"At any rate, I am convinced that He [God] does not play dice."
"At any rate, I am convinced that He [God] does not play dice."
I was talking to my brother recently and he reminded me of something that may be obvious but is easily overlooked: entrepreneurs work for free.
Throughout the last 15 years or so I have started so many businesses and tried so many different entrepreneurial endeavors that I've forgotten just what the price of doing so is.
Working for a paycheck and building a business are two entirely different things and two modes of thinking. When you are working for a paycheck you are exchanging time for money. When you work for a paycheck you aren't building any equity. Working for a paycheck is a short term approach and doesn't involve any deferral of gratification.
Conversely, when you work on building a business you aren't really exchanging time for money.

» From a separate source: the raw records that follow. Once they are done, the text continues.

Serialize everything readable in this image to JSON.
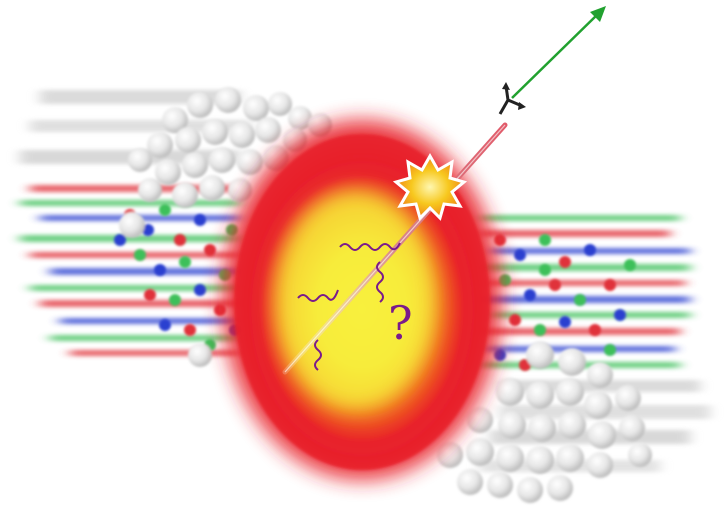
{
  "illustration": {
    "annotation": "?",
    "colors": {
      "fireball_outer": "#e8202a",
      "fireball_inner": "#f7f03a",
      "gluon": "#7a1a8c",
      "jet": "#d8868a",
      "photon_arrow": "#21a12f",
      "flash": "#f7c81e",
      "quark_red": "#e0303a",
      "quark_green": "#3cc05a",
      "quark_blue": "#2b3fd0",
      "nucleon": "#e6e6e6"
    },
    "icons": [
      "nucleon-cluster-left",
      "nucleon-cluster-right",
      "quark-gluon-plasma-fireball",
      "gluon-wavy-lines",
      "jet-track",
      "collision-flash",
      "photon-arrow",
      "coordinate-axes-icon"
    ]
  }
}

You are really just exchanging time for experiments that may or may not pay off. You have no clue if what you're doing will ever make money. It's all just a shot in the dark. Sure, the more things you try and the more you experiment the smarter you get and the better chance you have of something working, but nothing is for sure and there are no guarantees.

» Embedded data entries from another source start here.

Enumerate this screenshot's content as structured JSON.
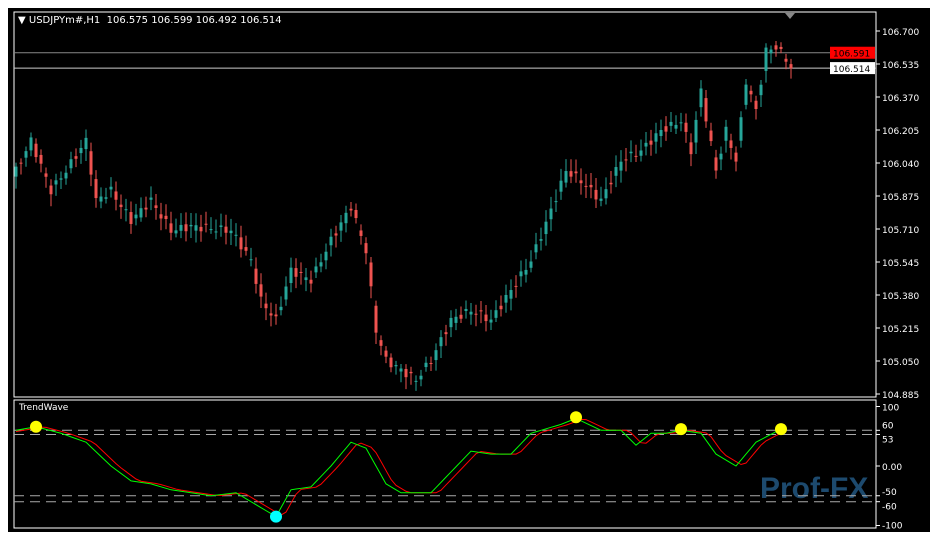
{
  "header": {
    "symbol": "USDJPYm#,H1",
    "ohlc": "106.575 106.599 106.492 106.514"
  },
  "price_axis": {
    "ticks": [
      "106.700",
      "106.535",
      "106.370",
      "106.205",
      "106.040",
      "105.875",
      "105.710",
      "105.545",
      "105.380",
      "105.215",
      "105.050",
      "104.885"
    ],
    "ask_label": "106.591",
    "bid_label": "106.514",
    "ask_color": "#ff0000"
  },
  "indicator": {
    "name": "TrendWave",
    "ticks": [
      "100",
      "60",
      "53",
      "0.00",
      "-50",
      "-60",
      "-100"
    ],
    "levels": [
      60,
      53,
      -50,
      -60
    ]
  },
  "colors": {
    "bull": "#26a69a",
    "bear": "#ef5350",
    "green": "#00ff00",
    "red": "#ff0000",
    "signal_top": "#ffff00",
    "signal_bottom": "#00ffff"
  },
  "watermark": "Prof-FX",
  "chart_data": {
    "type": "candlestick",
    "price_path": [
      [
        0,
        106.0
      ],
      [
        3,
        106.15
      ],
      [
        7,
        105.9
      ],
      [
        10,
        106.0
      ],
      [
        14,
        106.15
      ],
      [
        16,
        105.85
      ],
      [
        19,
        105.9
      ],
      [
        23,
        105.75
      ],
      [
        27,
        105.85
      ],
      [
        31,
        105.7
      ],
      [
        35,
        105.72
      ],
      [
        43,
        105.7
      ],
      [
        47,
        105.55
      ],
      [
        49,
        105.35
      ],
      [
        52,
        105.25
      ],
      [
        55,
        105.5
      ],
      [
        59,
        105.45
      ],
      [
        63,
        105.65
      ],
      [
        67,
        105.82
      ],
      [
        70,
        105.6
      ],
      [
        72,
        105.2
      ],
      [
        74,
        105.05
      ],
      [
        77,
        105.0
      ],
      [
        80,
        104.95
      ],
      [
        83,
        105.05
      ],
      [
        87,
        105.25
      ],
      [
        91,
        105.3
      ],
      [
        95,
        105.25
      ],
      [
        99,
        105.4
      ],
      [
        103,
        105.55
      ],
      [
        107,
        105.8
      ],
      [
        110,
        106.0
      ],
      [
        113,
        105.95
      ],
      [
        117,
        105.85
      ],
      [
        121,
        106.05
      ],
      [
        125,
        106.1
      ],
      [
        129,
        106.2
      ],
      [
        133,
        106.25
      ],
      [
        135,
        106.1
      ],
      [
        137,
        106.4
      ],
      [
        140,
        106.0
      ],
      [
        142,
        106.2
      ],
      [
        144,
        106.05
      ],
      [
        146,
        106.45
      ],
      [
        148,
        106.3
      ],
      [
        150,
        106.6
      ],
      [
        152,
        106.62
      ],
      [
        154,
        106.56
      ],
      [
        155,
        106.514
      ]
    ],
    "indicator_path": [
      [
        0,
        60
      ],
      [
        4,
        66
      ],
      [
        9,
        55
      ],
      [
        14,
        40
      ],
      [
        19,
        0
      ],
      [
        23,
        -25
      ],
      [
        27,
        -30
      ],
      [
        31,
        -40
      ],
      [
        35,
        -45
      ],
      [
        39,
        -50
      ],
      [
        44,
        -45
      ],
      [
        48,
        -65
      ],
      [
        52,
        -85
      ],
      [
        55,
        -40
      ],
      [
        59,
        -35
      ],
      [
        63,
        0
      ],
      [
        67,
        40
      ],
      [
        70,
        30
      ],
      [
        74,
        -30
      ],
      [
        77,
        -45
      ],
      [
        83,
        -45
      ],
      [
        87,
        -10
      ],
      [
        91,
        25
      ],
      [
        95,
        20
      ],
      [
        99,
        20
      ],
      [
        103,
        55
      ],
      [
        109,
        70
      ],
      [
        112,
        80
      ],
      [
        117,
        60
      ],
      [
        121,
        60
      ],
      [
        124,
        35
      ],
      [
        127,
        55
      ],
      [
        130,
        55
      ],
      [
        133,
        60
      ],
      [
        137,
        55
      ],
      [
        140,
        20
      ],
      [
        144,
        0
      ],
      [
        148,
        40
      ],
      [
        153,
        62
      ]
    ],
    "signals": [
      {
        "bar": 4,
        "value": 66,
        "type": "top"
      },
      {
        "bar": 52,
        "value": -85,
        "type": "bottom"
      },
      {
        "bar": 112,
        "value": 82,
        "type": "top"
      },
      {
        "bar": 133,
        "value": 62,
        "type": "top"
      },
      {
        "bar": 153,
        "value": 62,
        "type": "top"
      }
    ],
    "price_range": [
      104.885,
      106.7
    ],
    "indicator_range": [
      -100,
      100
    ]
  }
}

So when you're building a business as an entrepreneur you are working for free.
You may be worth $100/hr if somebody hired you, but when you're working for yourself and with partners your hourly wage is now $0/hr. And of course, most people know this which is why most people don't start businesses and instead choose to remain as employees. It's not a bad thing by any means, it is simply a choice in time preference. There are pros and cons to both paths and you don't have to be one or the other.
I know I'm stating the obvious, but sometimes it's good to remind yourself of what is really going on. If you're going to be an entrepreneur and start a business it's probably a good idea to make sure you love what you're doing since you're going to be doing a lot of it for free. You are basically volunteering your time for free for a cause you believe in.
This is what I've done for most of my adult life and while it can have its rewards, it is also counter to the way many people think. Looking in from the outside I think a lot of people see a businessman making large sums of money and say that they are lucky or privileged or some other lacking description. What people don't realize are the decades of failures and free work that the entrepreneur was doing while the other person was making a steady paycheck.
People don't immediately view the unseen cause which created the seen effect of wealth and prosperity.
Sure, while some successful entrepreneurs may be born into wealth or get lucky or what have you, the vast majority got there through good old fashioned free labor. They spent their free time working for free while others spent their free time doing other things. I know this is most certainly the case for me as well as other entrepreneurs I know. It's not magic, it's just working for free for a long time until something hits.
Welcome to the wonderful world of entrepreneurship! ??